Title : Medications Development for the Treatment of Substance Use Disorders Recent Advances, Ongoing Projects, and Funding Opportunities
For almost 30 years, the U.S. National Institute on Drug Abuse (NIDA) has supported development of medications for the treatment of substance use disorders and their consequences. Working in close partnership with the private sector and the U.S. Food and Drug Administration (FDA), NIDA supports related research efforts through a series of NIDA-directed contracts as well as through investigator-initiated grants. Resulting FDA approvals to date include buprenorphine (Subutex) and buprenorphine/naloxone (Suboxone) SL tablets for the treatment of opioid use disorder (OUD), naltrexone (Vivitrol) monthly injection for the treatment of both OUD and alcohol use disorder, buprenorphine (Probuphine) implants for the treatment of OUD, naloxone nasal spray (nasal Narcan) for the treatment of opioid overdose, and lofexidine (Lucemyra) tablets for the treatment of opioid withdrawal. Building on the success of the initial buprenorphine products, recent private sector research has resulted in regulatory approvals for a monthly buprenorphine injection product (Sublocade) in the U.S. and a set of weekly and monthly buprenorphine injection products (Buvidal) in the E.U. and Australia.

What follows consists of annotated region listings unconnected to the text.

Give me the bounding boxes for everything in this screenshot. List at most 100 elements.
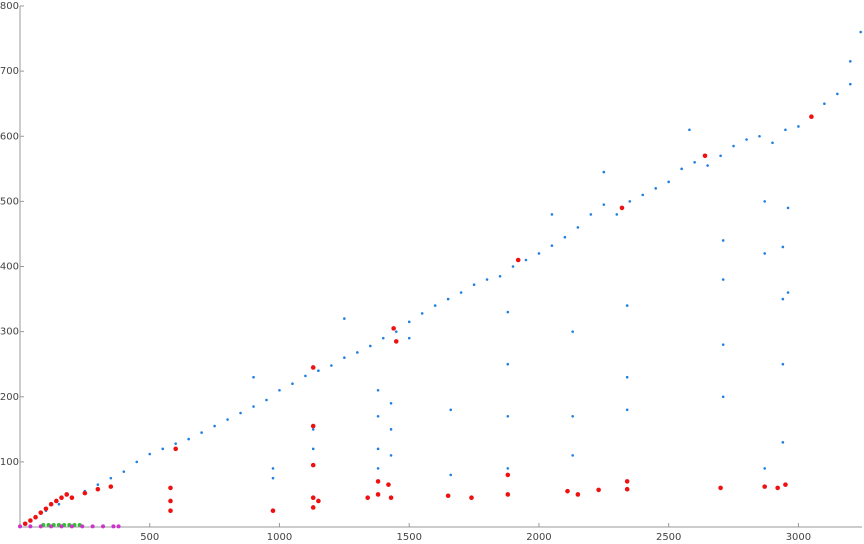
point — [702, 153, 708, 159]
point — [571, 454, 574, 457]
point — [571, 330, 574, 333]
point — [168, 498, 173, 504]
point — [797, 125, 800, 128]
x-tick-label: 1000 — [267, 532, 292, 543]
point — [472, 283, 476, 287]
point — [391, 326, 396, 331]
point — [732, 144, 735, 148]
point — [721, 239, 725, 242]
point — [469, 495, 474, 500]
point — [18, 524, 22, 529]
point — [343, 356, 346, 359]
point — [64, 492, 70, 497]
point — [111, 524, 116, 529]
point — [393, 339, 399, 344]
y-tick-label: 200 — [0, 392, 19, 403]
y-tick-label: 800 — [0, 1, 19, 12]
point — [449, 473, 453, 477]
point — [771, 141, 774, 145]
point — [459, 291, 463, 294]
y-tick-label: 100 — [0, 457, 19, 468]
point — [22, 521, 28, 527]
point — [693, 161, 696, 164]
point — [80, 524, 85, 529]
point — [619, 205, 625, 211]
point — [809, 114, 814, 120]
point — [628, 200, 632, 203]
point — [38, 524, 43, 529]
point — [654, 187, 658, 190]
point — [781, 245, 785, 249]
point — [381, 336, 385, 340]
point — [718, 485, 723, 491]
point — [168, 508, 173, 514]
point — [270, 508, 276, 514]
point — [48, 501, 54, 507]
point — [376, 447, 380, 451]
point — [376, 467, 380, 470]
point — [135, 460, 139, 464]
point — [859, 30, 863, 34]
point — [550, 213, 554, 216]
point — [96, 483, 100, 486]
point — [239, 411, 242, 415]
point — [265, 398, 268, 402]
point — [781, 362, 785, 366]
point — [271, 467, 275, 470]
point — [304, 374, 307, 378]
point — [365, 495, 370, 500]
point — [375, 492, 381, 497]
point — [375, 479, 381, 484]
point — [505, 492, 511, 497]
point — [786, 291, 790, 294]
point — [316, 498, 321, 504]
y-tick-label: 300 — [0, 327, 19, 338]
point — [54, 498, 59, 504]
point — [763, 252, 766, 255]
point — [823, 102, 826, 105]
point — [624, 486, 630, 492]
point — [781, 297, 785, 301]
point — [386, 482, 391, 487]
point — [602, 170, 606, 174]
point — [511, 265, 515, 268]
point — [641, 193, 645, 197]
point — [719, 154, 722, 158]
point — [758, 134, 761, 138]
point — [278, 388, 281, 392]
point — [721, 343, 725, 346]
point — [721, 395, 725, 399]
point — [310, 495, 316, 500]
x-tick-label: 2500 — [656, 532, 681, 543]
point — [310, 505, 316, 510]
point — [565, 488, 570, 494]
point — [515, 257, 521, 263]
point — [310, 365, 316, 370]
point — [161, 447, 165, 451]
point — [589, 213, 593, 216]
point — [407, 336, 411, 340]
point — [836, 92, 839, 96]
point — [571, 414, 574, 418]
point — [688, 128, 691, 132]
point — [485, 278, 489, 281]
point — [786, 206, 790, 210]
y-tick-label: 600 — [0, 131, 19, 142]
point — [310, 423, 316, 429]
point — [783, 482, 788, 487]
point — [173, 446, 178, 452]
point — [252, 375, 255, 379]
point — [506, 310, 510, 314]
point — [624, 479, 630, 484]
point — [330, 364, 333, 367]
point — [506, 467, 510, 470]
point — [762, 484, 767, 489]
point — [537, 252, 541, 255]
point — [596, 487, 601, 493]
point — [213, 424, 216, 428]
point — [625, 408, 629, 412]
point — [168, 485, 173, 491]
point — [407, 320, 411, 324]
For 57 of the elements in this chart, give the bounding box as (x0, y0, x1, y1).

The current opioid overdose crisis in the U.S. has stimulated new research to increase treatment options for OUD and opioid overdose patients, and to develop safer and/or less addictive analgesics. In addition, substantial resources are being directed toward the development of medications to treat stimulant (cocaine and methamphetamine) use disorders. Small drug molecules as well as immunologic (vaccine and monoclonal antibody) products are under evaluation.
Multiple funding opportunities are available for future medication development efforts. Researchers in the private sector as well as academia are eligible to apply for grants. In addition, NIDA has established a contract infrastructure the can facilitate the development of high priority compounds.